Pierpont writes that even before the Civil War, the Waverly novels of Sir Walter Scott, as well as his "Ivanhoe," offered Southerners "a blueprint and a benediction for a society already divided into landed fiefdoms and fully regulated by caste" in the doomed Scottish clans of Scott's phenomenally popular sagas. Taking Scott's "idyll of sentimental feudalism" as their inspiration, Southerners reimagined their society to "transform the surface appearance of a brutal and retarded economic system into a fancy dress theatrical." (Even the burning of crosses was lifted from the Scott novel "The Lady of the Lake.") In fact, the very habit of lamenting a long-lost and far more gracious way of life actually predated the war. "Southerners who were so inclined yearned for the brighter paradise before the Revolution," Pierpoint writes.

So if the "twilight of a nobility" nostalgia detectable in Judge Pannell's order has been picked up from the likes of Ashley Wilkes, Ashley himself learned it before the Confederacy even existed. No wonder many of America's best writers have come from the South -- it's our most literary region, a place where books have profoundly shaped people's sense of both who they are and what their lives mean for centuries. A book about the South, "Uncle Tom's Cabin," helped to trigger the Civil War, and in 1936 "Gone With the Wind," as one wag put it, won the peace -- and in many cases has replaced actual history in its readers' minds.
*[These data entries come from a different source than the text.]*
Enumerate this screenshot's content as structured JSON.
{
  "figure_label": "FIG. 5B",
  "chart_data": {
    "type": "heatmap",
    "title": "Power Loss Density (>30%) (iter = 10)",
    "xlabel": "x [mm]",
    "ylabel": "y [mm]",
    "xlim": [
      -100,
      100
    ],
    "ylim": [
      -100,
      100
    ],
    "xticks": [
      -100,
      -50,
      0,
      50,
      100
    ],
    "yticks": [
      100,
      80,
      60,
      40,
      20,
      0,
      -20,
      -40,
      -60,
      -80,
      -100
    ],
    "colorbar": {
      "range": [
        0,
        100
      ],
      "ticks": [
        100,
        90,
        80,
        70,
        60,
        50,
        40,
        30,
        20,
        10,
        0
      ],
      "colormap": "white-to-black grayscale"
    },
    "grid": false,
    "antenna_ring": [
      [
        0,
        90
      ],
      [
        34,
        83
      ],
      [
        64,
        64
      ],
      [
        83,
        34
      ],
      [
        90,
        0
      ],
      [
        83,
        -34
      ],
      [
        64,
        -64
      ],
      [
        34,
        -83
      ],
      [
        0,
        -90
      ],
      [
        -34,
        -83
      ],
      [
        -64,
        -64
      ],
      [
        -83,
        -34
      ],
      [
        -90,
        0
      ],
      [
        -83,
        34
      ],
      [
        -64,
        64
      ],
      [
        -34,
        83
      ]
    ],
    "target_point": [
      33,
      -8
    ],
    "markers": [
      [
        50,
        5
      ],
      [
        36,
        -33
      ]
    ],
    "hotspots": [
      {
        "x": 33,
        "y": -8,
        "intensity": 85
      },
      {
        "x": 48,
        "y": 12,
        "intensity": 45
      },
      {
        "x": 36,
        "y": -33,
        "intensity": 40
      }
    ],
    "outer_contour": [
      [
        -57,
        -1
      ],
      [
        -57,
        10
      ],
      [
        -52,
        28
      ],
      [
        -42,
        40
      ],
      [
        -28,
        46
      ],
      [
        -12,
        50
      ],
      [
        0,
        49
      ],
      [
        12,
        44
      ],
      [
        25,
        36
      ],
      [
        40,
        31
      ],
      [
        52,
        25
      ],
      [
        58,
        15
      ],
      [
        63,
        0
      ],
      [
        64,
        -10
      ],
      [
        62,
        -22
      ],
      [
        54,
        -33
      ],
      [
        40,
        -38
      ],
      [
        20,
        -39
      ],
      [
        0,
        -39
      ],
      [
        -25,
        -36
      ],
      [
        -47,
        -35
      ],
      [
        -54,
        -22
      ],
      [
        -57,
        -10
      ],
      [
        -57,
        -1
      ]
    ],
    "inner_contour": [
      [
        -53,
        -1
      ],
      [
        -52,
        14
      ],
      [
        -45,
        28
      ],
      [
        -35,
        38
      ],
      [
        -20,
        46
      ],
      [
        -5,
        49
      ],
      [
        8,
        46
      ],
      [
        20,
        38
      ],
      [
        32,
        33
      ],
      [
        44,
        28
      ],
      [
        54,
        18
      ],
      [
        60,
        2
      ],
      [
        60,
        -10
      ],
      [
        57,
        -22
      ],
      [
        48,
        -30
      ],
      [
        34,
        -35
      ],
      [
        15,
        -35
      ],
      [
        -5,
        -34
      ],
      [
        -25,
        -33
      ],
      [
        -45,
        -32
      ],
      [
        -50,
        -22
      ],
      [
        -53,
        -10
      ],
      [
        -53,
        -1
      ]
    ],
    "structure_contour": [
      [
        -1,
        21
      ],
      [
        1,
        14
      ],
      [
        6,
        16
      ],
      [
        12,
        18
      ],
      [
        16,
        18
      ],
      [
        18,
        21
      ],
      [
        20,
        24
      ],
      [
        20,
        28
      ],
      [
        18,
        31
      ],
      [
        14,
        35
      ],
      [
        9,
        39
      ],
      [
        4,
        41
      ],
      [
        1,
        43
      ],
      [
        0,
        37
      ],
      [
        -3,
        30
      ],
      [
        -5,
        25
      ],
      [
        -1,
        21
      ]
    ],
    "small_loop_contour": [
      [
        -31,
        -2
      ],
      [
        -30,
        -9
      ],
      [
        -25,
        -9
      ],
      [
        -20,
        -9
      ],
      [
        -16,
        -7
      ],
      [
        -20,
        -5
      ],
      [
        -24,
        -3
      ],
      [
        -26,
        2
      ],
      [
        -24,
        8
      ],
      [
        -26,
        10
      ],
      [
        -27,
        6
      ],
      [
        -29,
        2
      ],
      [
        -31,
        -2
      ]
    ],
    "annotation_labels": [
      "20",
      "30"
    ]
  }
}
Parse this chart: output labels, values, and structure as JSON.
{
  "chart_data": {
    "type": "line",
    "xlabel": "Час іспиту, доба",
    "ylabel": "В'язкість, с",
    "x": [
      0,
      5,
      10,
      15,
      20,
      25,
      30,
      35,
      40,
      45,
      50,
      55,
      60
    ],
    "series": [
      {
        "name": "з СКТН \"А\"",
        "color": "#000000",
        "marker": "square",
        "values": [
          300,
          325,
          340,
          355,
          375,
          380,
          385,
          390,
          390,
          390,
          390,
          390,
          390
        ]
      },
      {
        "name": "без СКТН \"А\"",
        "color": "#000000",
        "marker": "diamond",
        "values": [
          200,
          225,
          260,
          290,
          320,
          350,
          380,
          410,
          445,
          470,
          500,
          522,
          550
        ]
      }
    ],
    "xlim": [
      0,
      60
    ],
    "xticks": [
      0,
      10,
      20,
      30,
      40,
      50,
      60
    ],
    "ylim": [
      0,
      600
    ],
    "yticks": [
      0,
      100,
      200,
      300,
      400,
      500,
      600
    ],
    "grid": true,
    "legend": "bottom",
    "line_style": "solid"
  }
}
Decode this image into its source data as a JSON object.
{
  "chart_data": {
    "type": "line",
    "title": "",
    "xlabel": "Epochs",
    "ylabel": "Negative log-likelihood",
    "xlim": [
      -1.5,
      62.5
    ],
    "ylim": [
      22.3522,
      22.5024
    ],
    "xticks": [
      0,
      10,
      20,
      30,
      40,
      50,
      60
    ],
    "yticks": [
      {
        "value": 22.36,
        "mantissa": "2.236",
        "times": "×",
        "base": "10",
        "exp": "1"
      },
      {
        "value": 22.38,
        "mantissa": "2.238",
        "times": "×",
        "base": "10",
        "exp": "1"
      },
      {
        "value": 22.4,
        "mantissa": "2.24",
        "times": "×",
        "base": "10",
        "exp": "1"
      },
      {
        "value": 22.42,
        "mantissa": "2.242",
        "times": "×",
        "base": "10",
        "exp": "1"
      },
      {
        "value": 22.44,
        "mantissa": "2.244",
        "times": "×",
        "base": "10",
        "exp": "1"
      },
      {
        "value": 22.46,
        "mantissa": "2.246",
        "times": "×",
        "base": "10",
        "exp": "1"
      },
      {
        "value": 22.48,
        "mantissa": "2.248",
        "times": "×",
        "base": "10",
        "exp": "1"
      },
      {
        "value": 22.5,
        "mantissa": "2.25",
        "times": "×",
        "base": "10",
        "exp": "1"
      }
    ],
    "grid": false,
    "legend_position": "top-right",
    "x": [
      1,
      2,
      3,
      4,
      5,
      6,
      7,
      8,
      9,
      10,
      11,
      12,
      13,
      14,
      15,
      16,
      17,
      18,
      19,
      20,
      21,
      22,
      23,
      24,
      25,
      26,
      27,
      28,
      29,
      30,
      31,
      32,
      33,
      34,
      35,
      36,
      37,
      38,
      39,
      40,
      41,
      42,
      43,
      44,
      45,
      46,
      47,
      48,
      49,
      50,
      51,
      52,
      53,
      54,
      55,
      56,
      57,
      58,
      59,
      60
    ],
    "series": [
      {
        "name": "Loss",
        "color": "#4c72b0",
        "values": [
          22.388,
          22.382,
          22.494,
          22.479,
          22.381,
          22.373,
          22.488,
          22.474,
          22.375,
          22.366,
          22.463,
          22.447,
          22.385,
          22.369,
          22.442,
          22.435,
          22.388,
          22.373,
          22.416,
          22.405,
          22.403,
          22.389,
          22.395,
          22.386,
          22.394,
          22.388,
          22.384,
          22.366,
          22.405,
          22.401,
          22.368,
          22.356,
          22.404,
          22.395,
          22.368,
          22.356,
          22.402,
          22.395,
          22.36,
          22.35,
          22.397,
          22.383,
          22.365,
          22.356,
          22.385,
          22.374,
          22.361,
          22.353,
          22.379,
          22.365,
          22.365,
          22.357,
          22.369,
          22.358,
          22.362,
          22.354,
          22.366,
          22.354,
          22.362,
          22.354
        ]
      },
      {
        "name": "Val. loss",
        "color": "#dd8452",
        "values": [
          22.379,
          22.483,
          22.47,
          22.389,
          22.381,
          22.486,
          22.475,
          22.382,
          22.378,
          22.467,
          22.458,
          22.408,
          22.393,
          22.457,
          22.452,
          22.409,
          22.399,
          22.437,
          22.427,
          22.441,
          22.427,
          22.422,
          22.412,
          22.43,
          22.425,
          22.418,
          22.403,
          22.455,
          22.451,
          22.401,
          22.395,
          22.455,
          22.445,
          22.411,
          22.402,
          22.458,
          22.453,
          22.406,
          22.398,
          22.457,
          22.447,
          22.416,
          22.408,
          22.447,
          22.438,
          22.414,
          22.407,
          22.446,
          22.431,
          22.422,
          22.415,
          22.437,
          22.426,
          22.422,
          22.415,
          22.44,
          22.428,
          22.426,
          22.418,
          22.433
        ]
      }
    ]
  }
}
Considering this, the claims of copyright law seem dwarfed by the imperative of historical truth. "Mitchell's characters long ago burst through the restraints of their form and, like folk- or fairy-tale figures, passed directly into mainstream consciousness," writes Pierpont. No wonder, then, that Randall was shocked to learn that she hadn't the right to pen a variation on Mitchell's yarn in the venerable tradition of folklorists worldwide.

Practically, we can side with law professor Lawrence Lessig, who in an April 30 editorial in the New York Times, urged Congress to stop its practice of extending copyright protection long past the death of a work's author. It's true that, whatever the letter of the law, "Gone With the Wind" is more than just a work of fiction and that, whatever Judge Pannell says, Mitchell's novel has become a kind of history, in accord with the deeply mythologized sense the South has of itself. That doesn't mean that "The Wind Done Gone" will find much of an audience even if Randall's publisher ends up being allowed to freely distribute it. Randall's book may be righteous, and it may have the truth on its side, but when it comes to the South, it's always the best story that wins.